Hacker News new | ask | show | jobs
by imtringued 2646 days ago
If someone invests $10 million in stocks and loses 2% of potential growth through inflation this amounts to $200,000. The poorest members of society with $10,000 or less in their bank accounts are going to lose at most $200 per year. So tell me how does this affect the poor more than the wealthy? Those price increases you mentioned don't happen in a vacuum. They are caused by higher wages.
2 comments

> how does this affect the poor more than the wealthy?

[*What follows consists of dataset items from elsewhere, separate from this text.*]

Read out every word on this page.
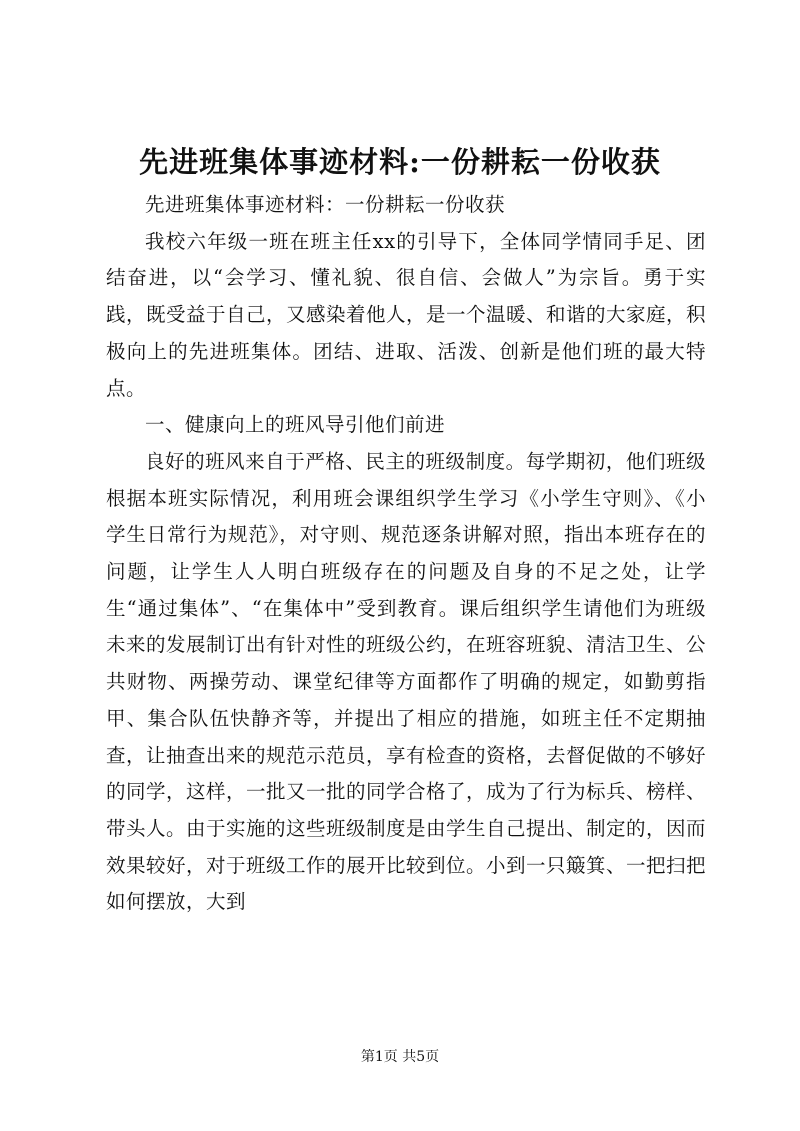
先进班集体事迹材料:一份耕耘一份收获

先进班集体事迹材料：一份耕耘一份收获

我校六年级一班在班主任xx的引导下，全体同学情同手足、团结奋进，以“会学习、懂礼貌、很自信、会做人”为宗旨。勇于实践，既受益于自己，又感染着他人，是一个温暖、和谐的大家庭，积极向上的先进班集体。团结、进取、活泼、创新是他们班的最大特点。

一、健康向上的班风导引他们前进

良好的班风来自于严格、民主的班级制度。每学期初，他们班级根据本班实际情况，利用班会课组织学生学习《小学生守则》、《小学生日常行为规范》，对守则、规范逐条讲解对照，指出本班存在的问题，让学生人人明白班级存在的问题及自身的不足之处，让学生“通过集体”、“在集体中”受到教育。课后组织学生请他们为班级未来的发展制订出有针对性的班级公约，在班容班貌、清洁卫生、公共财物、两操劳动、课堂纪律等方面都作了明确的规定，如勤剪指甲、集合队伍快静齐等，并提出了相应的措施，如班主任不定期抽查，让抽查出来的规范示范员，享有检查的资格，去督促做的不够好的同学，这样，一批又一批的同学合格了，成为了行为标兵、榜样、带头人。由于实施的这些班级制度是由学生自己提出、制定的，因而效果较好，对于班级工作的展开比较到位。小到一只簸箕、一把扫把如何摆放，大到

第1页 共5页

Because the $10 mil in stocks also appreciated by the roughly 7% average annual S&P 500 returns, meaning the rich person's wealth still increased 5% after 2% inflation.

The $10,000 in a current account earned 0.5%, making the poor person 1.5% poorer after inflation.

It's a textbook case of 'the rich getting richer, and the poor getting poorer'.

The poor do not have the flexibility to allocate their capital to higher yield assets that allow them to 'escape' inflation.

I am not advocating a fringe position. In fact, the first three papers I found investigating this issue came to the same conclusion: inflation actually increases poverty:

[1] "Inflation and the Poor" https://www.jstor.org/stable/2673879?seq=1#page_scan_tab_con...

[2] "Poverty, inflation and economic growth: empirical evidence from Pakistan" https://mpra.ub.uni-muenchen.de/34290/1/MPRA_paper_34290.pdf

[3] "Has Inflation Hurt the Poor? Regional Analysis in the Philippines" https://www.adb.org/sites/default/files/publication/28370/wp...

The 10,000th dollar to a poor person is more valuable to them than the 10,000,000th dollar to a rich person.